I am working on a story inspired by last week’s Wall Street Journal article:
It is taking longer than anticipated, but hopefully I will have something up tonight or early tomorrow. Until then, I thought I would share a couple of odd energy stories this Sunday. The first, courtesy of Solar Roadways’ press page:
US DEPARTMENT OF TRANSPORTATION AWARDS $100,000 RESEARCH CONTRACT TO SOLAR ROADWAYS
Funds intelligent roads and parking lots
SOLAR ROADWAYS, SAGLE, IDAHO (August 25, 2009)- Solar Roadways today announced that it has been awarded a DOT contract that will enable them to prototype the first ever Solar Road Panel.
The Solar Roadways will collect solar energy to power businesses and homes via structurally-engineered solar panels that are driven upon, to be placed in parking lots and roadways in lieu of petroleum-based asphalt surfaces.
The Solar Road Panels will contain embedded LEDs which “paint” the road lines from beneath to provide safer nighttime driving, as well as to give up to the minute instructions (via the road) to drivers (i.e. “detour ahead”). The road will be able to sense wildlife on the road and can warn drivers to “slow down”. There will also be embedded heating elements in the surface to prevent snow and ice buildup, providing for safer winter driving. This feature packed system will become an intelligent highway that will double as a secure, intelligent, decentralized, self-healing power grid which will enable a gradual weaning from fossil fuels.
Replacing asphalt roads and parking lots with Solar Roadway panels will be a major step toward halting climate change. Fully electric vehicles will be able to recharge along the roadway and in parking lots, finally making electric cars practical for long trips.
It is estimated that is will take roughly five billion (a stimulus package in itself) 12′ by 12′ Solar Road Panels to cover the asphalt surfaces in the U.S. alone, allowing us to produce three times more power than we’ve ever used as a nation – almost enough to power the entire world.

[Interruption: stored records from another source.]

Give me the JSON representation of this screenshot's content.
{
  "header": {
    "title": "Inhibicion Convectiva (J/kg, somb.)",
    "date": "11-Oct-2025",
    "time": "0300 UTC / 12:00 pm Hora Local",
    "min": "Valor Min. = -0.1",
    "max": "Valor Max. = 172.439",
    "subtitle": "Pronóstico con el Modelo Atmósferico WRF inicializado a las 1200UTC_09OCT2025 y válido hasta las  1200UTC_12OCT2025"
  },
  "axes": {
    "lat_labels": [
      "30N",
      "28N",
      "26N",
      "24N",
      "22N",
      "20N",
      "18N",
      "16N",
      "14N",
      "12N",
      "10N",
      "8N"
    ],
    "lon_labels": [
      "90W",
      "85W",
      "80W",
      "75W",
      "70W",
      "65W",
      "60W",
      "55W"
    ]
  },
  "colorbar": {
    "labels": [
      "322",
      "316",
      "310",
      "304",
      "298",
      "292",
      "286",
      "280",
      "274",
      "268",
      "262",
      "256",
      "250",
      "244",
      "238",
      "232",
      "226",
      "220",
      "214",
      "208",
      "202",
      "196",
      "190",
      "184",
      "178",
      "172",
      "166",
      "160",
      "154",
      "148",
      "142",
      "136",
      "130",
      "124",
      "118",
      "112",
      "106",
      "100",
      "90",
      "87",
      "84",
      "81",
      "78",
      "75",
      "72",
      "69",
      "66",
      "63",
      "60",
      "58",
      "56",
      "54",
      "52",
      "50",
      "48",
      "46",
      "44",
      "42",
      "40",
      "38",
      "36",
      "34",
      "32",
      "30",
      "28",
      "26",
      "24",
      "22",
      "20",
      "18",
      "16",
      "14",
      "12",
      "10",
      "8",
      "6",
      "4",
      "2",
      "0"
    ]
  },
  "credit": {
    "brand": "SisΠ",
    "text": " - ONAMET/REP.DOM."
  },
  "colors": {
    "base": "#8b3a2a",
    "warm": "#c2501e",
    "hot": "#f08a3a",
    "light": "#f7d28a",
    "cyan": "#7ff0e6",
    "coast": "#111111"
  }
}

I like the idea of converting roads into energy producers, but it seems like a real long-shot. A number of questions immediately spring to mind, but their FAQ attempts to take many of them on. I call it to your attention not because I think it will work (I haven’t had time to study it), but simply because of the novelty of the idea.
The second story is about a highly integrated variation of the algal fuel concept in Arizona:
How it works
• Farm waste (straw, wood chips, cattle manure) heated in “gasification” unit.
• Gasification produces hydrogen and carbon monoxide, and creates a charcoal-like fertilizer called “biochar.”
• Gases are burned to make electricity, producing carbon dioxide.
• Carbon dioxide is pumped into ponds to nourish algae.
• Small crustaceans called daphnia eat the algae.
• Daphnia are harvested, pressed and cooked to process oil.
• Oil is refined to biodiesel; daphnia waste can feed animals.
• The biochar, electricity, biodiesel and daphnia waste is sold.
I was asked to comment on the scheme, and did so near the end of the article – following comments from Professor Mark Edwards, whose book I reviewed here. As I said, it is pretty complicated and interconnected, which provides more technology risks. Water usage in the desert will also be high, unless they are using some kind of waste water.
On the other hand, I think algal fuel can only work as part of an integrated scheme that provides other products/benefits (unless of course there is a breakthrough in which algae can be made to excrete their oil without having to harvest them).